Frederick “Toots” Hibbert, who had been the leader of Toots & The Maytals, passed away on Friday in Kingston, Jamaica, at the age of 77. The cause of death has not yet been confirmed, however Hibbert had been hospitalized at the end of August and tested for COVID-19. Shortly after being admitted, Hibbert had been placed in a medically-induced coma. Toots & The Maytals announced Hibbert’s death via Twitter, stating that Hibbert had passed away peacefully as he was surrounded by his family.

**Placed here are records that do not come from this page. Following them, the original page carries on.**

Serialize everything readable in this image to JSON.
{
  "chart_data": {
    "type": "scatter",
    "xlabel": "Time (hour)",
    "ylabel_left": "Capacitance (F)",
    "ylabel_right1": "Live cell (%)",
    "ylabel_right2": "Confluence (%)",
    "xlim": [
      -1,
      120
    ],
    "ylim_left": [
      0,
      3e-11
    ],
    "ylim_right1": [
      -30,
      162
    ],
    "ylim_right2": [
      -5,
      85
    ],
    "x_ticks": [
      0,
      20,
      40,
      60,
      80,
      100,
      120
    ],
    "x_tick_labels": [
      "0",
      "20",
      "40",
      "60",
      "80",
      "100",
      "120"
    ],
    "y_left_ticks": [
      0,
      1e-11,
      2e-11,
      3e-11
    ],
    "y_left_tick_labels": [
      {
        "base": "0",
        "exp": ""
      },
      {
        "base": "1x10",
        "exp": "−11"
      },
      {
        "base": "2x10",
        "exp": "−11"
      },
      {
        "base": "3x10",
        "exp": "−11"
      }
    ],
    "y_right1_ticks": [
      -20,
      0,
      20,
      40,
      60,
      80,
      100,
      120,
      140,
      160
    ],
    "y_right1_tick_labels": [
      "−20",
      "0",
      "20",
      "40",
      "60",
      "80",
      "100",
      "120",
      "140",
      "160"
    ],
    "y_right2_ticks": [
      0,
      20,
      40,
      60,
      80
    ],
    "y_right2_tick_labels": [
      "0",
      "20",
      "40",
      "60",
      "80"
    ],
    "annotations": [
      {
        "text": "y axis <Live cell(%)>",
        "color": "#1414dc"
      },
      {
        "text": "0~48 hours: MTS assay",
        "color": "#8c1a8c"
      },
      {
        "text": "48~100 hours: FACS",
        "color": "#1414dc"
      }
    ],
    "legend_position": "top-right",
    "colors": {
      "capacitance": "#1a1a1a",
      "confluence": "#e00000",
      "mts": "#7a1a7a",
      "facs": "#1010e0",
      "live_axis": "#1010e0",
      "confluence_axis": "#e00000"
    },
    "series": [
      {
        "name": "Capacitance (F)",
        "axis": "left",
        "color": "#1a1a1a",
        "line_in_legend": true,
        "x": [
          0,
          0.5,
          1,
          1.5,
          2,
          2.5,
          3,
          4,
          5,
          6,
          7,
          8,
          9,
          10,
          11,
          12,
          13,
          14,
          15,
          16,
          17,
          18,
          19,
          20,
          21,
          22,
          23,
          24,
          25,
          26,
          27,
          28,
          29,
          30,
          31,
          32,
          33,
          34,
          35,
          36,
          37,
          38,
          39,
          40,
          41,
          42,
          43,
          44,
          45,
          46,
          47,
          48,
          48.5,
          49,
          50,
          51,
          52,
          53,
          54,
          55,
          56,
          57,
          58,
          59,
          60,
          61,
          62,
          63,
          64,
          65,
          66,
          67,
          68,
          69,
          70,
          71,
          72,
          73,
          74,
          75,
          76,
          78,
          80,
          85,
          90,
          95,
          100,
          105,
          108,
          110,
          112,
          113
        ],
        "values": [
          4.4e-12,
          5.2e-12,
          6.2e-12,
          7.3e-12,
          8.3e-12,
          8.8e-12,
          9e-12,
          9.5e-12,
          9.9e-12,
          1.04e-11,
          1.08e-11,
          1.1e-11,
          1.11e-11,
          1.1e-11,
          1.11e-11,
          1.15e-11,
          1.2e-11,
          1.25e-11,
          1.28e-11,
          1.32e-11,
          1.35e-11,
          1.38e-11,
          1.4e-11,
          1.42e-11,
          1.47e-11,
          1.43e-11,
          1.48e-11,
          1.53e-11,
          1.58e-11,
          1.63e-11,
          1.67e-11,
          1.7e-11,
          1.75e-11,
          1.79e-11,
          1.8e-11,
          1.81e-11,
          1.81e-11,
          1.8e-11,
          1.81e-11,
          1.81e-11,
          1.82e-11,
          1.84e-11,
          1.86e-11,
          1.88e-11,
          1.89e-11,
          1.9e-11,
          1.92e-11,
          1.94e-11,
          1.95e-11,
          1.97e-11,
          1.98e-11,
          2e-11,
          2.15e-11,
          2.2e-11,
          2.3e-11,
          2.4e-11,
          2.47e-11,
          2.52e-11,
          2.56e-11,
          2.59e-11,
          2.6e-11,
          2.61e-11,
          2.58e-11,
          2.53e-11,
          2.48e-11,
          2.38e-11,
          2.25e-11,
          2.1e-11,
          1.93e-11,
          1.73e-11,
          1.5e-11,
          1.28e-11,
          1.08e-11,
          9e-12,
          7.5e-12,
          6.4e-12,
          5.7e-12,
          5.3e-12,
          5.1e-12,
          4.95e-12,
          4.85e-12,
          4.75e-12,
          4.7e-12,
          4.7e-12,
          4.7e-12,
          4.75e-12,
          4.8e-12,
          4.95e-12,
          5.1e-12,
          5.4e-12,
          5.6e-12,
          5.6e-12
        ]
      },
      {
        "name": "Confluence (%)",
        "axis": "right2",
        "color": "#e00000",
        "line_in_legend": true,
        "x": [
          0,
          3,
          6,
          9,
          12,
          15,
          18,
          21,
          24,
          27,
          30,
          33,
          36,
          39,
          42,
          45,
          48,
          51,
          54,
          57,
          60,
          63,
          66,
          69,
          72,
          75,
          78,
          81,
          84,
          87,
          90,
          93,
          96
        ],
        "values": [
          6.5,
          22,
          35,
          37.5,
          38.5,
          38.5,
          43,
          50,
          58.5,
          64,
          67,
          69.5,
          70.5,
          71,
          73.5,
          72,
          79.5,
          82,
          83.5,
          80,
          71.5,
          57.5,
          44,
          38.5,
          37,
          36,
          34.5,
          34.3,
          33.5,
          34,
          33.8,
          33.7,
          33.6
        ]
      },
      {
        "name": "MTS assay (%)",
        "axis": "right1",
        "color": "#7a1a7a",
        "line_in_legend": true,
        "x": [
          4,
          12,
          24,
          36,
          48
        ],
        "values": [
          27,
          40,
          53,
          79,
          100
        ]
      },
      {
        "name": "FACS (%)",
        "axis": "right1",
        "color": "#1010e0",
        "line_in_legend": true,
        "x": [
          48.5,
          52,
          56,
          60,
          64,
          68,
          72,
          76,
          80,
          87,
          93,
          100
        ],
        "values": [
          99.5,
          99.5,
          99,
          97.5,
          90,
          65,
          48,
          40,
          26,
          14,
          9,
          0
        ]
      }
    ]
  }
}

It is with the heaviest of hearts to announce that Frederick Nathaniel “Toots” Hibbert passed away peacefully tonight, surrounded by his family at the University Hospital of the West Indies in Kingston, Jamaica… pic.twitter.com/zOb6yRpJ7n
— Toots & The Maytals (@tootsmaytals) September 12, 2020
“It is with the heaviest of hearts to announce that Frederick Nathaniel ‘Toots’ Hibbert passed away peacefully tonight, surrounded by his family at the University Hospital of the Wist Indies in Kingston, Jamaica,” Toots & The Maytals said in a statement on Twitter. “The family and his management team would like to thank the medical teams and professionals for their care and diligence, and ask that you respect their privacy during their time of grief. Mr. Hibbert is survived by his wife of 39 years, Miss D, and his seven of eight children.”
Hibbert is credited for being the first person to use the word “reggae” on a record, the word appearing on the 1968 track, “Do The Reggay.” Hibbert’s songs often portrayed the sweet and elevating sounds that are now synonymous with reggae, while still depicting the lives of people who were simply trying to make it from one day to the next. Hibbert’s singing has often been compared to Otis Redding’s, and Hibbert had been ranked at No. 71 by Rolling Stone‘s 2010 100 Greatest Singers list.
First forming in 1962, the group was made up of Hibbert, Henry “Raleigh” Gordon and Nathaniel “Jerry” Mathias, and simply called themselves The Maytals. The name did not change to Toots & the Maytals until 1972, and released several of their most iconic records before the name change, including “Bam Bam” (which went on to be covered by Sister Nancy), “Monkey Man” and “Do the Reggay.”
In 1966, Hibbert spent 18 months in jail after being charged for possession of marijuana. Hibbert went on to state that he had been framed, and had been arrested as he was bailing his friend out of jail. The song “54-56 (Was My Number)” had been written about Hibbert’s arrest and experience in jail.